Crop prices are another common complaint. With no way to differentiate their crops or livestock—everything is standardized in conventional agriculture—producers have no grounds for demanding higher prices. I think of Ryan Roth: Cabbage is market price. You have no control over that whatsoever. Not in Kevin’s model, though. Marketing products directly to consumers and chefs not only allows him to set the price and thus cover his expenses, but also to provide a fresher, tastier product, which keeps buyers coming back. “We don’t do wholesale,” he says. “That would kill me. We sell our lettuce for ten dollars a pound retail, but wholesale it’s eight dollars a pound. I have people come up to me and say, ‘We’ll buy it all day long for five dollars a pound.’ I say, ‘No, you won’t. Not here.’ They say, ‘We can get it from California.’ I say, ‘Yeah, but that stuff is six or seven days old.’ There’s a big difference in quality. There really, really is.” I couldn’t agree more: when I participated in a local community-supported agriculture (CSA) program a few years ago, receiving a share of vegetables every two weeks, I saw firsthand the difference between fresh produce cut that morning and produce shipped from places like California, Argentina, and Mexico. Both were organic, but the local greens and vegetables stayed crisp two weeks or longer and tasted way more delicious.

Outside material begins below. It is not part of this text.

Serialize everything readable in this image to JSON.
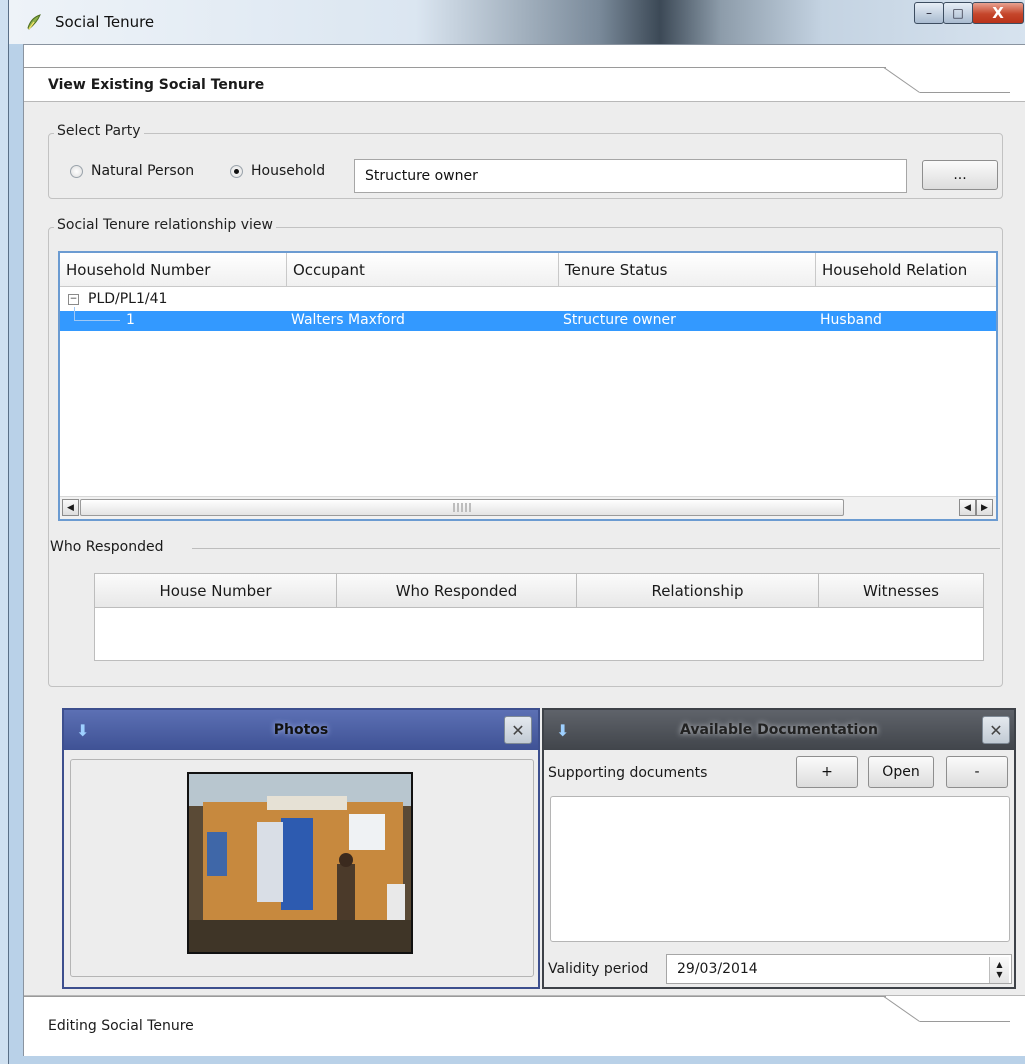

Another benefit of selling directly to customers: Kevin knows exactly where the fruits of his labor go, and I imagine this is satisfying knowledge. I think about my dad, who sells his crop of calves at an auction barn every year. The highest bidder takes them away to a CAFO. My father will never know the man, woman, or child who eats the meat, whether they like it, whether they appreciate it. He works year in and year out for a faceless, nameless consumer, never feeling the satisfaction of positive feedback. Kevin, by contrast, hears thank-yous from chefs and customers. He sees the smiles on their faces, listens as they describe the delicious greens, hears the gratitude in their voices, takes note of their suggestions for improvement. The story is complete. Kevin experiences fulfillment, while conventional producers experience what seems to me like an emotionless transaction.
The connection between consumer and producer is about much more than fulfillment, though. It’s about understanding. When people left the farm, they severed their connection to food production. They became consumers, not producers. In the city, food comes from the grocery store, not the garden, corral, or chicken coop of the local farmer, which eliminates the need for dialogue between the two. This divorce between farmer and consumer remains today. When consumer and farmer become estranged, Wendell Berry writes, “The consumer withdraws from the problems of food production, hence becomes ignorant of them and often scornful of them; the producer no longer sees himself as intermediary between people and land—the people’s representative on the land—and becomes interested only in production. The consumer eats worse, and the producer farms worse.”3 When farmer and consumer separate, both suffer, and so does the land and the quality of our food. Restoring that connection is an important element of regenerative agriculture, and for the emotional and psychological well-being of our nation’s farmers and ranchers.